Throughout Pony, Peck puts his own spin on Country & Western tropes, singing over cracking whips and even letting out a “yeehaw” on “Turn to Hate.” “Old River” is reminiscent of Marty Robbins’ landmark 1959 LP Gunfighter Ballads and Trail Songs, and “Roses Are Falling” features a recitation—a once-popular part of country music that’s largely fallen out of fashion over the decades—that would make Hank Williams’ alter ego Luke the Drifter proud. On “Queen of the Rodeo,” he tells the story of a drag queen. The album’s lone non-autobiographical song, the foreboding “Kansas (Remembers Me Now),” is a tale of two doomed outlaws on the run. 

“True country music is not about instrumentation, it’s not about the color of your skin, and it’s not about your sexual orientation,” says Peck. “It’s about the crossroads of drama, storytelling, and sincerity.”

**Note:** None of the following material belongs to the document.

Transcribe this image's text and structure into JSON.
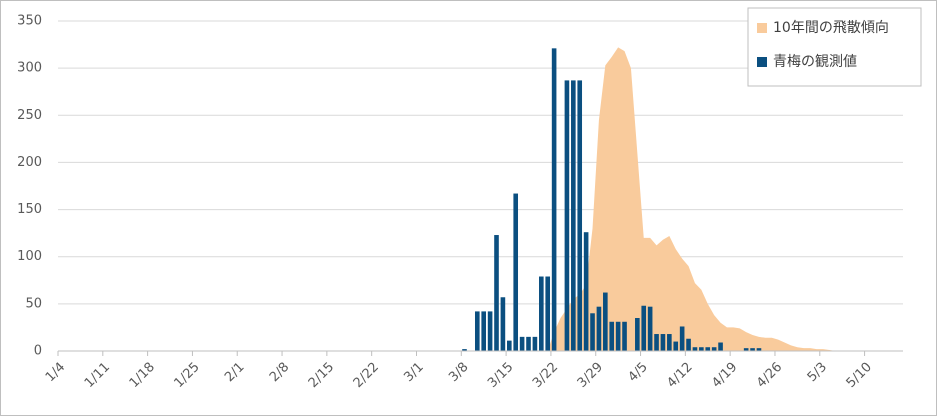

Peck’s masks and theatric stage presence immediately grab audience attention, similar to the way Dolly Parton and Johnny Cash’s larger-than-life images captured him as a young man. However, it’s his voice and his songwriting, influenced by Parton, Loretta Lynn, Townes Van Zandt, and Gram Parsons, that have captivated a fan base as extensive and diverse as his musical tastes. 

Citing artists from Ernest Tubb (the first country artist to use an electric guitar at the Grand Ole Opry) to Kacey Musgraves, Peck says, ”Every decade or so, there comes a new batch of artists that shake up the question of ‘what is country?’ 

“I’m in the middle of that more often than not these days. I kind of like it, because I think I’m in good company.”